Ao invés de Ethel Maciel, a mais votada da lista tríplice, Bolsonaro nomeou Paulo Vargas

Nas últimas horas antes do término do prazo, o presidente Jair Bolsonaro publicou a nomeação do novo reitor da Universidade Federal do Espírito Santo (Ufes). Para a surpresa geral, Paulo Sérgio Vargas, diretor do Centro de Artes da universidade. 

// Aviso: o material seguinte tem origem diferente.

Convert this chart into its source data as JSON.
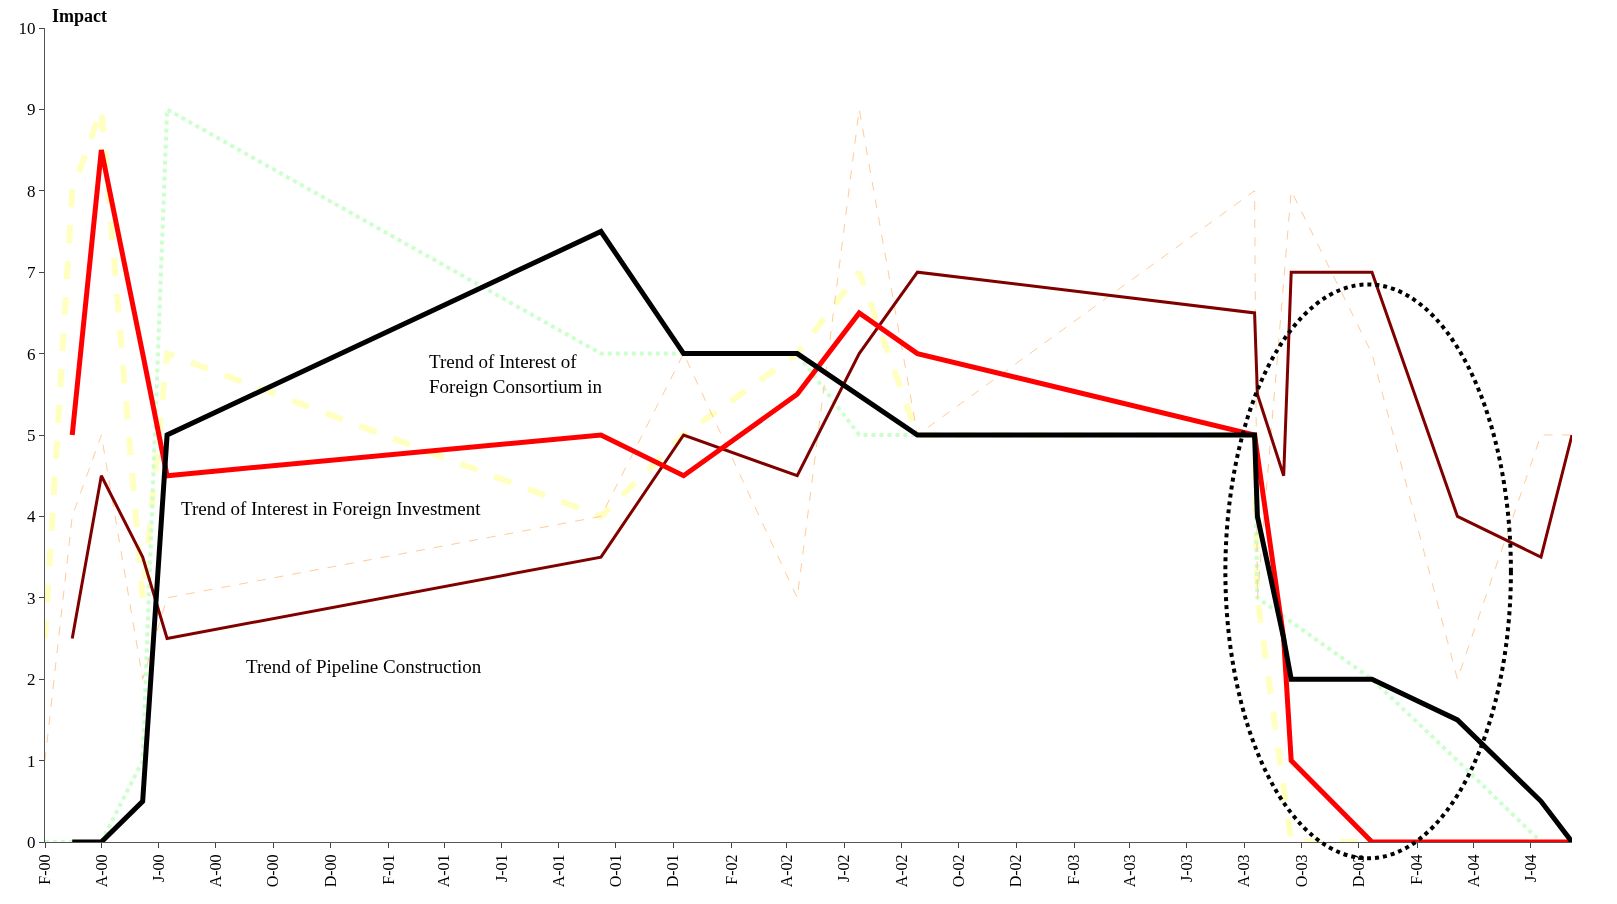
{
  "chart_data": {
    "type": "line",
    "ylabel": "Impact",
    "annotations": [
      "Trend of Interest of\nForeign Consortium in",
      "Trend of Interest in Foreign Investment",
      "Trend of Pipeline Construction"
    ],
    "series": [
      {
        "color": "#ffffc0",
        "line_style": "dashed",
        "x": [
          "2000-02-01",
          "2000-03-01",
          "2000-04-01",
          "2000-05-15",
          "2000-06-10",
          "2001-09-15",
          "2001-12-12",
          "2002-04-12",
          "2002-06-17",
          "2002-08-18",
          "2003-08-12",
          "2003-08-15",
          "2003-09-20",
          "2003-12-15"
        ],
        "values": [
          2.5,
          8,
          9,
          3,
          6,
          4,
          5,
          6,
          7,
          5,
          5,
          3,
          0,
          0
        ]
      },
      {
        "color": "#ccffcc",
        "line_style": "dotted",
        "x": [
          "2000-02-01",
          "2000-04-01",
          "2000-05-15",
          "2000-06-10",
          "2001-09-15",
          "2001-12-12",
          "2002-04-12",
          "2002-06-17",
          "2002-08-18",
          "2003-08-12",
          "2003-08-15",
          "2003-12-15",
          "2004-03-15",
          "2004-06-12"
        ],
        "values": [
          0,
          0,
          1,
          9,
          6,
          6,
          6,
          5,
          5,
          5,
          3,
          2,
          1,
          0
        ]
      },
      {
        "color": "#ffcc99",
        "line_style": "dashed",
        "x": [
          "2000-02-01",
          "2000-03-01",
          "2000-04-01",
          "2000-05-15",
          "2000-06-10",
          "2001-09-15",
          "2001-12-12",
          "2002-04-12",
          "2002-06-17",
          "2002-08-18",
          "2003-08-12",
          "2003-08-15",
          "2003-09-20",
          "2003-12-15",
          "2004-03-15",
          "2004-06-12",
          "2004-07-15"
        ],
        "values": [
          1,
          4,
          5,
          2,
          3,
          4,
          6,
          3,
          9,
          5,
          8,
          3,
          8,
          6,
          2,
          5,
          5
        ]
      },
      {
        "color": "#800000",
        "line_style": "solid",
        "x": [
          "2000-03-01",
          "2000-04-01",
          "2000-05-15",
          "2000-06-10",
          "2001-09-15",
          "2001-12-12",
          "2002-04-12",
          "2002-06-17",
          "2002-08-18",
          "2003-08-12",
          "2003-08-15",
          "2003-09-12",
          "2003-09-20",
          "2003-12-15",
          "2004-03-15",
          "2004-06-12",
          "2004-07-15"
        ],
        "values": [
          2.5,
          4.5,
          3.5,
          2.5,
          3.5,
          5,
          4.5,
          6,
          7,
          6.5,
          5.5,
          4.5,
          7,
          7,
          4,
          3.5,
          5
        ]
      },
      {
        "color": "#ff0000",
        "line_style": "solid",
        "x": [
          "2000-03-01",
          "2000-04-01",
          "2000-05-15",
          "2000-06-10",
          "2001-09-15",
          "2001-12-12",
          "2002-04-12",
          "2002-06-17",
          "2002-08-18",
          "2003-08-12",
          "2003-09-12",
          "2003-09-20",
          "2003-12-15",
          "2004-07-15"
        ],
        "values": [
          5,
          8.5,
          6,
          4.5,
          5,
          4.5,
          5.5,
          6.5,
          6,
          5,
          2.5,
          1,
          0,
          0
        ]
      },
      {
        "color": "#000000",
        "line_style": "solid",
        "x": [
          "2000-03-01",
          "2000-04-01",
          "2000-05-15",
          "2000-06-10",
          "2001-09-15",
          "2001-12-12",
          "2002-04-12",
          "2002-08-18",
          "2003-08-12",
          "2003-08-15",
          "2003-09-12",
          "2003-09-20",
          "2003-12-15",
          "2004-03-15",
          "2004-06-12",
          "2004-07-15"
        ],
        "values": [
          0,
          0,
          0.5,
          5,
          7.5,
          6,
          6,
          5,
          5,
          4,
          2.5,
          2,
          2,
          1.5,
          0.5,
          0
        ]
      }
    ],
    "xlim": [
      "2000-02-01",
      "2004-07-15"
    ],
    "xticks": [
      {
        "value": "2000-02-01",
        "label": "F-00"
      },
      {
        "value": "2000-04-01",
        "label": "A-00"
      },
      {
        "value": "2000-06-01",
        "label": "J-00"
      },
      {
        "value": "2000-08-01",
        "label": "A-00"
      },
      {
        "value": "2000-10-01",
        "label": "O-00"
      },
      {
        "value": "2000-12-01",
        "label": "D-00"
      },
      {
        "value": "2001-02-01",
        "label": "F-01"
      },
      {
        "value": "2001-04-01",
        "label": "A-01"
      },
      {
        "value": "2001-06-01",
        "label": "J-01"
      },
      {
        "value": "2001-08-01",
        "label": "A-01"
      },
      {
        "value": "2001-10-01",
        "label": "O-01"
      },
      {
        "value": "2001-12-01",
        "label": "D-01"
      },
      {
        "value": "2002-02-01",
        "label": "F-02"
      },
      {
        "value": "2002-04-01",
        "label": "A-02"
      },
      {
        "value": "2002-06-01",
        "label": "J-02"
      },
      {
        "value": "2002-08-01",
        "label": "A-02"
      },
      {
        "value": "2002-10-01",
        "label": "O-02"
      },
      {
        "value": "2002-12-01",
        "label": "D-02"
      },
      {
        "value": "2003-02-01",
        "label": "F-03"
      },
      {
        "value": "2003-04-01",
        "label": "A-03"
      },
      {
        "value": "2003-06-01",
        "label": "J-03"
      },
      {
        "value": "2003-08-01",
        "label": "A-03"
      },
      {
        "value": "2003-10-01",
        "label": "O-03"
      },
      {
        "value": "2003-12-01",
        "label": "D-03"
      },
      {
        "value": "2004-02-01",
        "label": "F-04"
      },
      {
        "value": "2004-04-01",
        "label": "A-04"
      },
      {
        "value": "2004-06-01",
        "label": "J-04"
      }
    ],
    "ylim": [
      0,
      10
    ],
    "yticks": [
      0,
      1,
      2,
      3,
      4,
      5,
      6,
      7,
      8,
      9,
      10
    ],
    "marker": "none"
  }
}
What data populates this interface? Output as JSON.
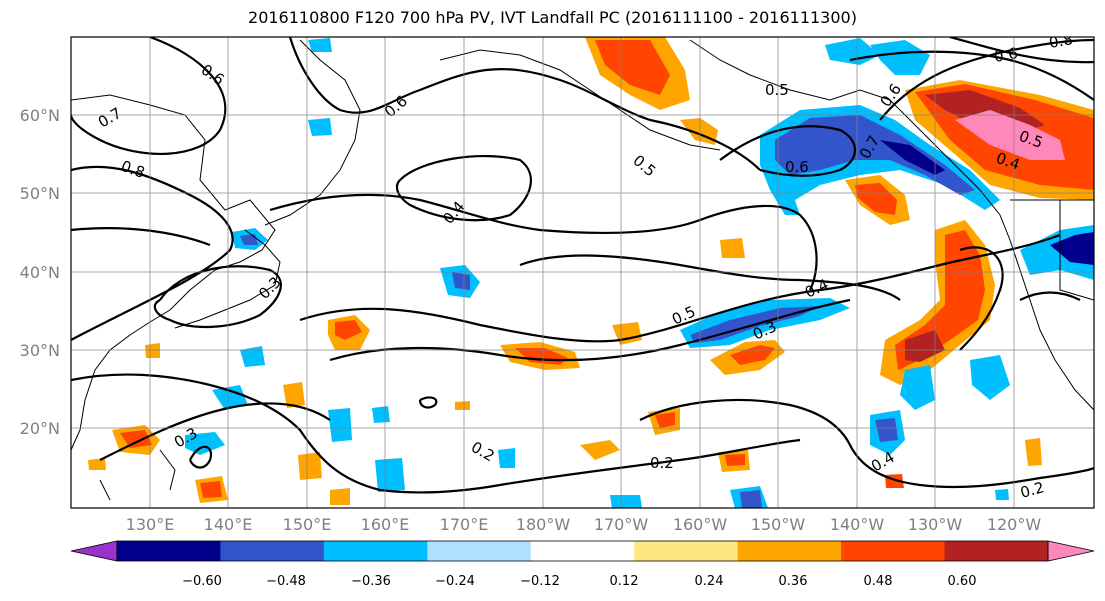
{
  "title": "2016110800 F120 700 hPa PV, IVT Landfall PC (2016111100 - 2016111300)",
  "lat_labels": [
    "60°N",
    "50°N",
    "40°N",
    "30°N",
    "20°N"
  ],
  "lon_labels": [
    "130°E",
    "140°E",
    "150°E",
    "160°E",
    "170°E",
    "180°W",
    "170°W",
    "160°W",
    "150°W",
    "140°W",
    "130°W",
    "120°W"
  ],
  "colorbar": {
    "tick_labels": [
      "−0.60",
      "−0.48",
      "−0.36",
      "−0.24",
      "−0.12",
      "0.12",
      "0.24",
      "0.36",
      "0.48",
      "0.60"
    ],
    "colors": [
      "#9933cc",
      "#00008b",
      "#3355cc",
      "#00bfff",
      "#b0e0ff",
      "#ffffff",
      "#ffe680",
      "#ffa500",
      "#ff4500",
      "#b22222",
      "#ff88bb"
    ]
  },
  "contour_labels": [
    "0.6",
    "0.7",
    "0.8",
    "0.5",
    "0.6",
    "0.4",
    "0.3",
    "0.3",
    "0.5",
    "0.4",
    "0.3",
    "0.2",
    "0.2",
    "0.4",
    "0.2",
    "0.6",
    "0.7",
    "0.6",
    "0.4",
    "0.5",
    "0.6",
    "0.8",
    "0.5"
  ]
}
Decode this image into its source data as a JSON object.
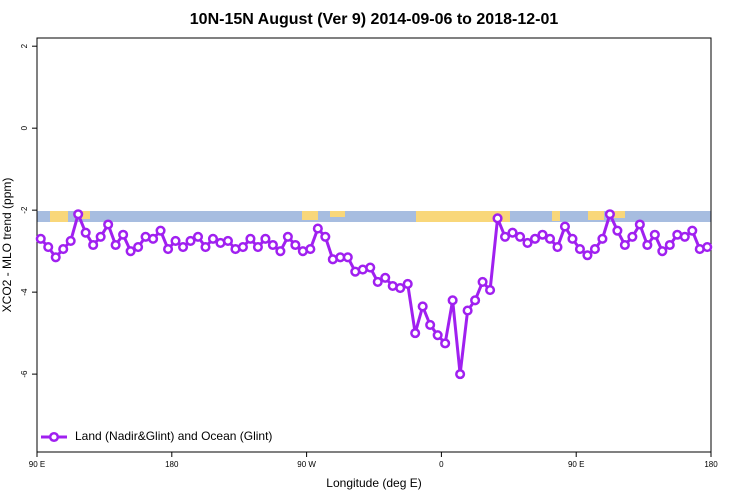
{
  "chart_data": {
    "type": "line",
    "title": "10N-15N August (Ver 9)   2014-09-06 to 2018-12-01",
    "x_label": "Longitude (deg E)",
    "y_label": "XCO2 - MLO trend (ppm)",
    "xlim": [
      90,
      540
    ],
    "ylim": [
      -7.9,
      2.2
    ],
    "xticks": [
      {
        "value": 90,
        "label": "90 E"
      },
      {
        "value": 180,
        "label": "180"
      },
      {
        "value": 270,
        "label": "90 W"
      },
      {
        "value": 360,
        "label": "0"
      },
      {
        "value": 450,
        "label": "90 E"
      },
      {
        "value": 540,
        "label": "180"
      }
    ],
    "yticks": [
      2,
      0,
      -2,
      -4,
      -6
    ],
    "x": [
      92.5,
      97.5,
      102.5,
      107.5,
      112.5,
      117.5,
      122.5,
      127.5,
      132.5,
      137.5,
      142.5,
      147.5,
      152.5,
      157.5,
      162.5,
      167.5,
      172.5,
      177.5,
      182.5,
      187.5,
      192.5,
      197.5,
      202.5,
      207.5,
      212.5,
      217.5,
      222.5,
      227.5,
      232.5,
      237.5,
      242.5,
      247.5,
      252.5,
      257.5,
      262.5,
      267.5,
      272.5,
      277.5,
      282.5,
      287.5,
      292.5,
      297.5,
      302.5,
      307.5,
      312.5,
      317.5,
      322.5,
      327.5,
      332.5,
      337.5,
      342.5,
      347.5,
      352.5,
      357.5,
      362.5,
      367.5,
      372.5,
      377.5,
      382.5,
      387.5,
      392.5,
      397.5,
      402.5,
      407.5,
      412.5,
      417.5,
      422.5,
      427.5,
      432.5,
      437.5,
      442.5,
      447.5,
      452.5,
      457.5,
      462.5,
      467.5,
      472.5,
      477.5,
      482.5,
      487.5,
      492.5,
      497.5,
      502.5,
      507.5,
      512.5,
      517.5,
      522.5,
      527.5,
      532.5,
      537.5
    ],
    "series": [
      {
        "name": "Land (Nadir&Glint) and Ocean (Glint)",
        "color": "#a020f0",
        "values": [
          -2.7,
          -2.9,
          -3.15,
          -2.95,
          -2.75,
          -2.1,
          -2.55,
          -2.85,
          -2.65,
          -2.35,
          -2.85,
          -2.6,
          -3.0,
          -2.9,
          -2.65,
          -2.7,
          -2.5,
          -2.95,
          -2.75,
          -2.9,
          -2.75,
          -2.65,
          -2.9,
          -2.7,
          -2.8,
          -2.75,
          -2.95,
          -2.9,
          -2.7,
          -2.9,
          -2.7,
          -2.85,
          -3.0,
          -2.65,
          -2.85,
          -3.0,
          -2.95,
          -2.45,
          -2.65,
          -3.2,
          -3.15,
          -3.15,
          -3.5,
          -3.45,
          -3.4,
          -3.75,
          -3.65,
          -3.85,
          -3.9,
          -3.8,
          -5.0,
          -4.35,
          -4.8,
          -5.05,
          -5.25,
          -4.2,
          -6.0,
          -4.45,
          -4.2,
          -3.75,
          -3.95,
          -2.2,
          -2.65,
          -2.55,
          -2.65,
          -2.8,
          -2.7,
          -2.6,
          -2.7,
          -2.9,
          -2.4,
          -2.7,
          -2.95,
          -3.1,
          -2.95,
          -2.7,
          -2.1,
          -2.5,
          -2.85,
          -2.65,
          -2.35,
          -2.85,
          -2.6,
          -3.0,
          -2.85,
          -2.6,
          -2.65,
          -2.5,
          -2.95,
          -2.9
        ]
      }
    ],
    "legend": "bottom-left"
  }
}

O professor de Filosofia da Ufes, Maurício Abdalla, foi um dos que criticou duramente a decisão do governo federal: "O presidente e o ministro da Educação fazem birra infantil e não têm maturidade e bom senso para estarem no cargo que estão. A nomeação do prof. Paulo Vargas foi apenas usada como forma de vingança pela derrota que a extrema-direita sofreu na Ufes para uma mulher", comentou em suas redes, ressaltando também que Paulo Vargas não é aliado do governo e "é uma pessoa decente".

A expectativa era de que a nomeada fosse a vice-reitora Ethel Maciel, que havia vencido tanto a consulta aberta à comunidade, quanto a escolha do colégio eleitoral, quando os conselheiros da universidade indicaram a lista tríplice enviada para escolha do e nomeação pelo presidente da República e ministro da Educação.

Vinha sendo tradição que os presidentes respeitassem a escolha da maioria da comunidade acadêmica e nomeassem o candidato mais votado. Mas em seu mandato, Bolsonaro já indicou várias vezes candidatos que ficaram na segunda ou terceira posição. Ao não nomear Ethel Maciel, o presidente evitou que a Ufes fosse comandada pela primeira vez em sua história por uma mulher.

O mais curioso é que sua eleição, além de ter conquistado ampla maioria na votação aberta de professores, servidores e estudantes, apenas consultiva, conseguiu promover uma articulação para que a lista tríplice pudesse evitar tanto uma candidata bolsonarista como a oposição.

Assim, Ethel terminou à frente da lista tríplice com 26 votos nos conselhos, contra 16 votos de Paulo Vargas e Rogério Faleiros, diretor do Centro de Ciências Jurídicas e Econômicas (CCJE), sendo que ambos apoiaram abertamente a candidatura da vice-reitora durante a consulta aberta à comunidade.

Desta maneira, politicamente ela deixou mais que evidente a legitimidade de sua nomeação para o cargo em lugar de Reinaldo Centoducatte, que terminou seu segundo mandato à frente da entidade de ensino superior. A nomeação na noite dessa segunda-feira (23) surpreendeu até o próprio Paulo Vargas, que afirmou esperar que o nome indicado fosse realmente o de Ethel.

Paulo Vargas é graduado em Arquitetura e Urbanismo pela Ufes, mestre em Arquitetura pela Universidade Federal de Minas Gerais (UFMG) e doutor em Comunicação e Semiótica (2005) pela Pontifícia Universidade Católica de São Paulo (PUC-SP).